Everything had been great for Pelosi and the Democrats’ political fortunes as well. Early in the crisis, the speaker took a lead role, passing a Democratic wish list with the first round of emergency aid. Republicans in the House and Senate passed her bill despite its severe problems and near-complete lack of compromise.

McConnell was absent from early negotiations, providing zero cover while Mnuchin, a former Democrat with a bipartisan reputation as a terrible negotiator, surrendered on the president’s asks. The president himself fluctuated between defensive and tired, giving an Oval Office address that was so poorly received he rebooted his communication strategy. Today, McConnell and Republicans are at the forefront, the president’s handling of the crisis is popular across the country, and even Pelosi’s allies in the corporate media are struggling to explain her actions.
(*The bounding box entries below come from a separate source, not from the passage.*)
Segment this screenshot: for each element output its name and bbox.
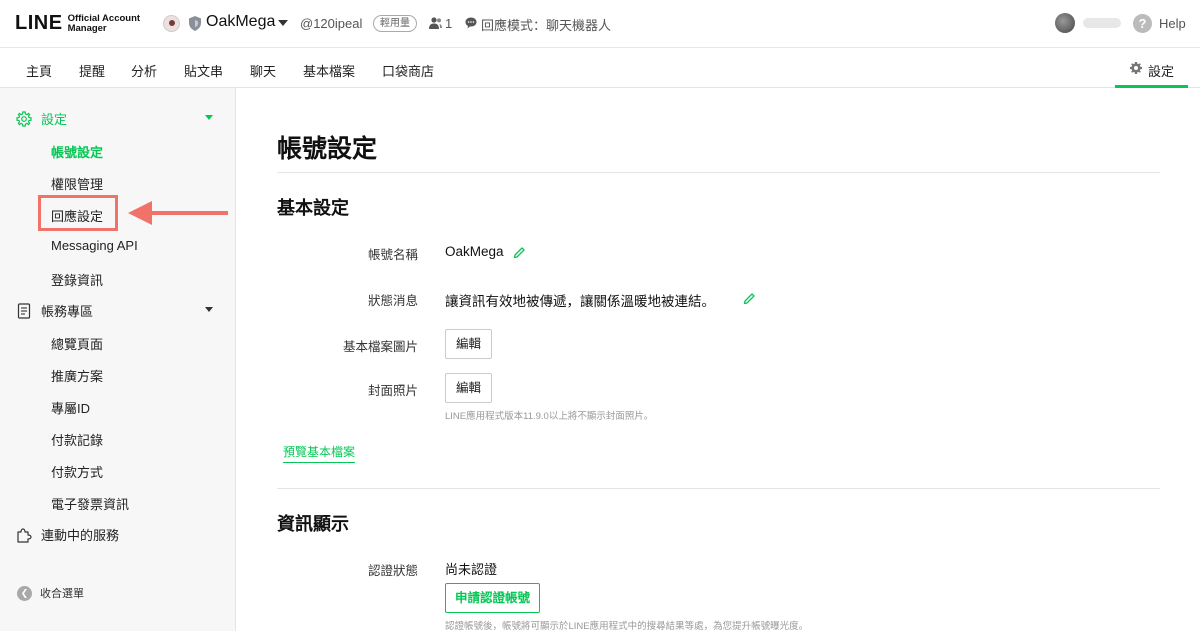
- line-oa-manager-logo[interactable]: LINE Official Account Manager: [15, 12, 140, 35]
- tab-chat[interactable]: 聊天: [250, 61, 276, 80]
- apply-verified-account-button[interactable]: 申請認證帳號: [445, 583, 541, 613]
- collapse-menu-label: 收合選單: [40, 588, 84, 600]
- edit-profile-image-button[interactable]: 編輯: [445, 329, 493, 359]
- pencil-icon[interactable]: [743, 292, 756, 305]
- tab-pocket-shop[interactable]: 口袋商店: [382, 61, 434, 80]
- edit-cover-photo-button[interactable]: 編輯: [445, 373, 493, 403]
- sidebar-item-login-info[interactable]: 登錄資訊: [51, 270, 103, 289]
- sidebar-group-linked-services-label: 連動中的服務: [41, 528, 120, 543]
- document-icon: [17, 302, 31, 319]
- tab-settings[interactable]: 設定: [1115, 48, 1188, 88]
- tab-settings-label: 設定: [1148, 64, 1175, 79]
- account-name-value: OakMega: [445, 244, 504, 259]
- account-avatar[interactable]: [163, 15, 180, 32]
- gear-icon: [1130, 62, 1142, 74]
- verification-status-value: 尚未認證: [445, 562, 498, 577]
- caret-down-icon[interactable]: [205, 307, 213, 312]
- cover-photo-label: 封面照片: [367, 384, 418, 398]
- caret-down-icon[interactable]: [205, 115, 213, 120]
- tab-reminders[interactable]: 提醒: [79, 61, 105, 80]
- sidebar-item-permissions[interactable]: 權限管理: [51, 174, 103, 193]
- logo-subtitle: Official Account Manager: [67, 13, 141, 34]
- user-avatar[interactable]: [1055, 13, 1075, 33]
- main-tab-bar: 主頁 提醒 分析 貼文串 聊天 基本檔案 口袋商店: [0, 48, 1200, 88]
- section-title-basic: 基本設定: [277, 198, 349, 218]
- sidebar-group-linked-services[interactable]: 連動中的服務: [16, 525, 119, 544]
- user-name-redacted: [1083, 18, 1121, 28]
- verification-status-label: 認證狀態: [367, 564, 418, 578]
- tab-profile[interactable]: 基本檔案: [303, 61, 355, 80]
- account-switcher[interactable]: OakMega: [206, 13, 275, 31]
- divider: [277, 172, 1160, 173]
- tab-home[interactable]: 主頁: [26, 61, 52, 80]
- annotation-highlight-box: [38, 195, 118, 231]
- verification-note: 認證帳號後，帳號將可顯示於LINE應用程式中的搜尋結果等處，為您提升帳號曝光度。: [445, 621, 809, 631]
- tab-analytics[interactable]: 分析: [131, 61, 157, 80]
- tab-timeline[interactable]: 貼文串: [184, 61, 223, 80]
- preview-profile-link[interactable]: 預覽基本檔案: [283, 443, 356, 463]
- account-name-label: 帳號名稱: [367, 248, 418, 262]
- help-icon[interactable]: ?: [1133, 14, 1152, 33]
- sidebar-item-payment-methods[interactable]: 付款方式: [51, 462, 103, 481]
- sidebar-item-premium-id[interactable]: 專屬ID: [51, 398, 90, 417]
- page-title: 帳號設定: [277, 135, 378, 163]
- collapse-menu-button[interactable]: ❮ 收合選單: [17, 585, 84, 601]
- sidebar-group-settings[interactable]: 設定: [16, 109, 67, 128]
- pencil-icon[interactable]: [513, 246, 526, 259]
- section-title-info-display: 資訊顯示: [277, 514, 349, 534]
- chevron-down-icon[interactable]: [278, 20, 288, 26]
- status-message-label: 狀態消息: [367, 294, 418, 308]
- sidebar-item-payment-history[interactable]: 付款記錄: [51, 430, 103, 449]
- divider: [277, 488, 1160, 489]
- chevron-left-icon: ❮: [17, 585, 32, 601]
- sidebar: 設定 帳號設定 權限管理 回應設定 Messaging API 登錄資訊 帳務專…: [0, 88, 236, 631]
- annotation-arrow-icon: [128, 201, 228, 225]
- logo-line-text: LINE: [15, 12, 63, 34]
- sidebar-group-settings-label: 設定: [41, 112, 68, 127]
- profile-image-label: 基本檔案圖片: [342, 340, 418, 354]
- sidebar-item-messaging-api[interactable]: Messaging API: [51, 238, 138, 253]
- gear-icon: [16, 110, 32, 127]
- friends-icon: [429, 17, 442, 29]
- sidebar-item-account-settings[interactable]: 帳號設定: [51, 142, 103, 161]
- shield-icon: [189, 16, 201, 31]
- sidebar-group-billing[interactable]: 帳務專區: [16, 301, 93, 320]
- account-id: @120ipeal: [300, 16, 363, 31]
- help-link[interactable]: Help: [1159, 16, 1186, 31]
- top-bar: LINE Official Account Manager OakMega @1…: [0, 0, 1200, 48]
- logo-subtitle-line-2: Manager: [67, 22, 107, 34]
- reply-mode-status[interactable]: 回應模式：聊天機器人: [481, 15, 611, 34]
- chat-bubble-icon: [465, 17, 477, 29]
- status-message-value: 讓資訊有效地被傳遞，讓關係溫暖地被連結。: [445, 294, 715, 309]
- cover-photo-note: LINE應用程式版本11.9.0以上將不顯示封面照片。: [445, 411, 654, 422]
- sidebar-group-billing-label: 帳務專區: [41, 304, 94, 319]
- friends-count: 1: [445, 16, 453, 31]
- sidebar-item-overview[interactable]: 總覽頁面: [51, 334, 103, 353]
- sidebar-item-plans[interactable]: 推廣方案: [51, 366, 103, 385]
- plan-badge: 輕用量: [373, 15, 417, 32]
- puzzle-icon: [17, 527, 32, 543]
- main-content: 帳號設定 基本設定 帳號名稱 OakMega 狀態消息 讓資訊有效地被傳遞，讓關…: [236, 88, 1200, 631]
- sidebar-item-e-invoice[interactable]: 電子發票資訊: [51, 494, 129, 513]
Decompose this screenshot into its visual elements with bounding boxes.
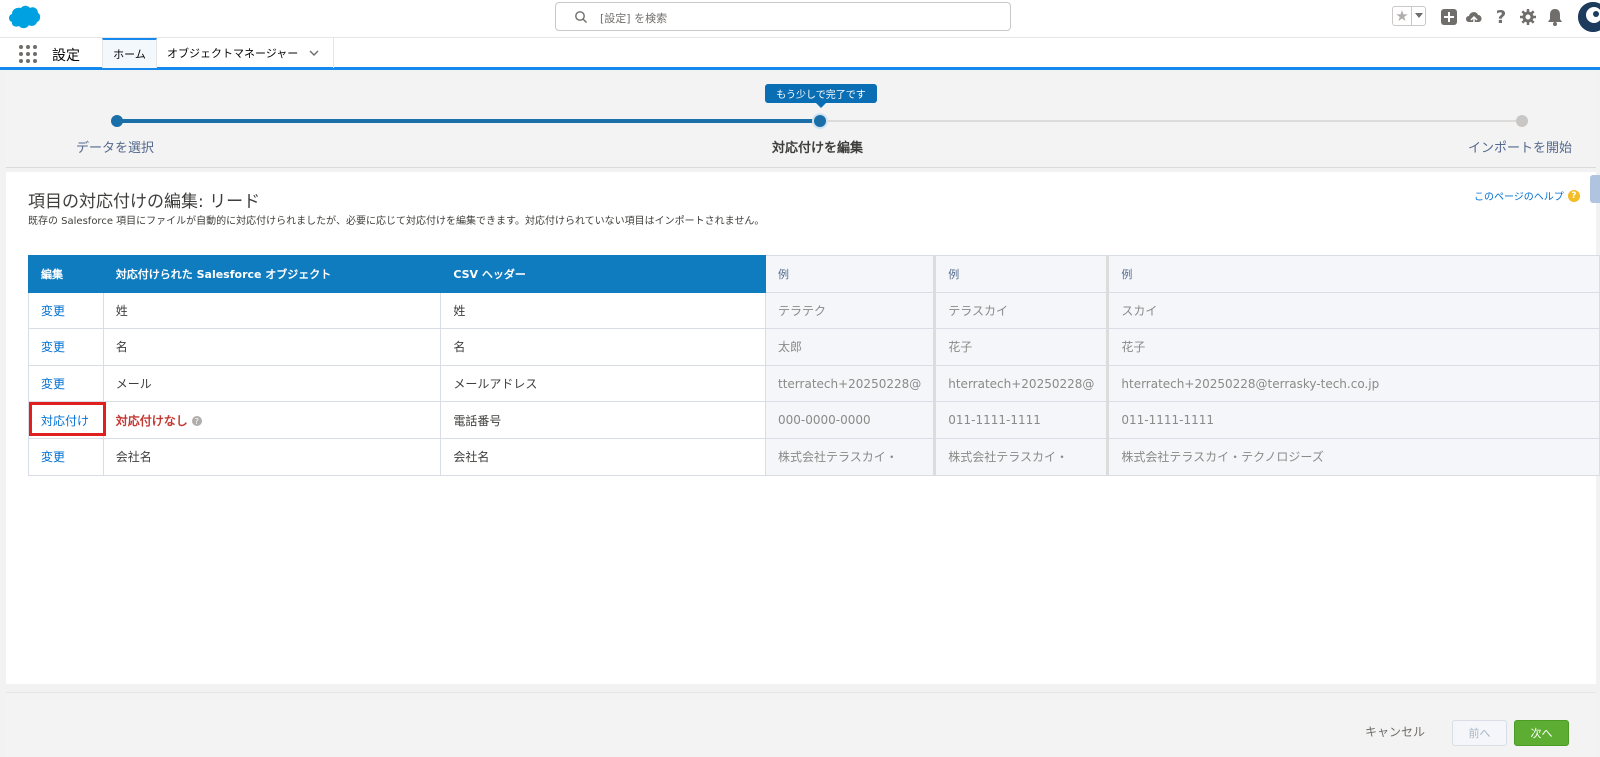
example-cell: 000-0000-0000 (765, 401, 936, 439)
sf-field-cell: 名 (102, 328, 442, 366)
example-cell: 太郎 (765, 328, 936, 366)
help-icon[interactable]: ? (1490, 6, 1512, 28)
favorites-dropdown-icon[interactable] (1412, 7, 1425, 25)
tab-object-manager-label: オブジェクトマネージャー (167, 47, 299, 60)
global-header: [設定] を検索 ★ ? (0, 0, 1600, 38)
previous-button[interactable]: 前へ (1452, 720, 1507, 746)
step-label-edit-mapping: 対応付けを編集 (772, 141, 864, 156)
sf-field-cell: メール (102, 364, 442, 403)
csv-header-cell: 名 (440, 328, 767, 366)
app-launcher-icon[interactable] (18, 44, 38, 64)
sf-field-cell-unmapped: 対応付けなし? (102, 401, 442, 439)
example-cell: 株式会社テラスカイ・ (933, 437, 1109, 476)
gear-icon[interactable] (1517, 6, 1539, 28)
example-cell: 株式会社テラスカイ・テクノロジーズ (1106, 437, 1600, 476)
tab-home[interactable]: ホーム (102, 38, 157, 68)
example-cell: hterratech+20250228@terrasky-tech.co.jp (1106, 364, 1600, 403)
example-cell: hterratech+20250228@ (933, 364, 1109, 403)
column-header-sf-object: 対応付けられた Salesforce オブジェクト (102, 255, 442, 293)
star-icon[interactable]: ★ (1393, 7, 1412, 25)
trailhead-cloud-icon[interactable] (1463, 6, 1485, 28)
table-row: 変更 会社名 会社名 株式会社テラスカイ・ 株式会社テラスカイ・ 株式会社テラス… (28, 437, 1600, 476)
example-cell: 花子 (933, 328, 1109, 366)
column-header-edit: 編集 (28, 255, 104, 293)
example-cell: 株式会社テラスカイ・ (765, 437, 936, 476)
page-title: 項目の対応付けの編集: リード (28, 192, 261, 212)
wizard-footer (6, 692, 1596, 757)
table-row: 対応付け 対応付けなし? 電話番号 000-0000-0000 011-1111… (28, 401, 1600, 439)
table-row: 変更 姓 姓 テラテク テラスカイ スカイ (28, 291, 1600, 330)
search-placeholder: [設定] を検索 (600, 12, 668, 25)
favorites-button-group[interactable]: ★ (1392, 6, 1426, 26)
table-row: 変更 名 名 太郎 花子 花子 (28, 328, 1600, 366)
global-search-input[interactable]: [設定] を検索 (555, 2, 1011, 31)
unmapped-label: 対応付けなし (115, 413, 188, 428)
step-marker-select-data (111, 115, 123, 127)
csv-header-cell: 姓 (440, 291, 767, 330)
app-name: 設定 (52, 48, 80, 64)
field-mapping-table: 編集 対応付けられた Salesforce オブジェクト CSV ヘッダー 例 … (28, 255, 1600, 476)
csv-header-cell: 会社名 (440, 437, 767, 476)
table-row: 変更 メール メールアドレス tterratech+20250228@ hter… (28, 364, 1600, 403)
global-actions-icon[interactable] (1438, 6, 1460, 28)
csv-header-cell: メールアドレス (440, 364, 767, 403)
cancel-button[interactable]: キャンセル (1365, 723, 1425, 740)
sf-field-cell: 会社名 (102, 437, 442, 476)
progress-track-remaining (820, 120, 1520, 122)
change-mapping-link[interactable]: 変更 (41, 304, 65, 318)
example-cell: テラテク (765, 291, 936, 330)
step-marker-start-import (1516, 115, 1528, 127)
example-cell: 011-1111-1111 (1106, 401, 1600, 439)
column-header-example-2: 例 (933, 255, 1109, 293)
example-cell: tterratech+20250228@ (765, 364, 936, 403)
help-link-label: このページのヘルプ (1474, 192, 1564, 203)
column-header-example-1: 例 (765, 255, 936, 293)
context-bar: 設定 ホーム オブジェクトマネージャー (0, 38, 1600, 70)
question-icon: ? (1567, 189, 1580, 202)
side-panel-toggle[interactable] (1590, 175, 1600, 203)
next-button[interactable]: 次へ (1514, 720, 1569, 746)
step-marker-edit-mapping (814, 115, 826, 127)
user-avatar[interactable] (1578, 2, 1600, 32)
info-icon[interactable]: ? (191, 416, 202, 427)
table-header-row: 編集 対応付けられた Salesforce オブジェクト CSV ヘッダー 例 … (28, 255, 1600, 293)
chevron-down-icon[interactable] (308, 47, 320, 59)
tab-object-manager[interactable]: オブジェクトマネージャー (157, 38, 334, 68)
step-label-start-import: インポートを開始 (1468, 141, 1573, 156)
progress-tooltip: もう少しで完了です (765, 84, 877, 108)
column-header-example-3: 例 (1106, 255, 1600, 293)
change-mapping-link[interactable]: 変更 (41, 450, 65, 464)
example-cell: テラスカイ (933, 291, 1109, 330)
page-description: 既存の Salesforce 項目にファイルが自動的に対応付けられましたが、必要… (28, 216, 765, 227)
notification-bell-icon[interactable] (1544, 6, 1566, 28)
example-cell: 011-1111-1111 (933, 401, 1109, 439)
salesforce-logo-icon[interactable] (6, 4, 42, 30)
example-cell: スカイ (1106, 291, 1600, 330)
step-label-select-data: データを選択 (76, 141, 155, 156)
search-icon (575, 11, 587, 23)
change-mapping-link[interactable]: 変更 (41, 377, 65, 391)
highlight-annotation-box (29, 402, 106, 436)
help-for-this-page-link[interactable]: このページのヘルプ ? (1474, 188, 1580, 203)
change-mapping-link[interactable]: 変更 (41, 340, 65, 354)
sf-field-cell: 姓 (102, 291, 442, 330)
csv-header-cell: 電話番号 (440, 401, 767, 439)
progress-track-complete (117, 119, 820, 123)
column-header-csv: CSV ヘッダー (440, 255, 767, 293)
example-cell: 花子 (1106, 328, 1600, 366)
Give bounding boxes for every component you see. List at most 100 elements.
The New York Times changed their Sunday headline three times, starting correctly with “Democrats Block Action On $1.8 Trillion Stimulus,” then shifting the truth to “Democrats Block Action On Stimulus Plan, Seeking Worker Protections,” and finally editing the headline to pure farce with “Partisan Divide Threatens Deal On Rescue Bill.”

“Take us inside the politics here,” MSNBC’s Stephanie Ruhle asked after the speaker’s Monday speech quoting the pope to justify her actions. “How about this: What was the point of that?”

“Well,” correspondent Garrett Haake replied, “this is an opportunity for Democrats to show what their priorities are in this crisis.”

Indeed. And Americans are unlikely to be thrilled with those priorities while our economy careens toward devastation.

“Today, 102 Americans died while the Democrats blocked consideration of this bill,” Sen. Ted Cruz yelled from the floor of the Senate in a fiery response. “One Texan died while this chamber decided not to show up for work and do their job!”

“What the hell do the emissions standards on airplanes have to do with thousands of people dying and millions of people out of work in the coronavirus epidemic!?”

“What in the hell does a windmill have to do with this crisis, other than there are some Democratic lobbyists getting fat and rich and they’re willing to extort a crisis for a political agenda!?”

“One of the reasons the Democrats think they will get away with this,” Cruz closed, “is they expect the media to be utterly complict.” The corporate media is doing its best.

“For the moment,” Schumer had told CNN just 36 hours earlier, “we’re just trying to work together for the good of the country.”

The moment was brief, their miscalculation tremendous, and the political impact could — and should — be lasting.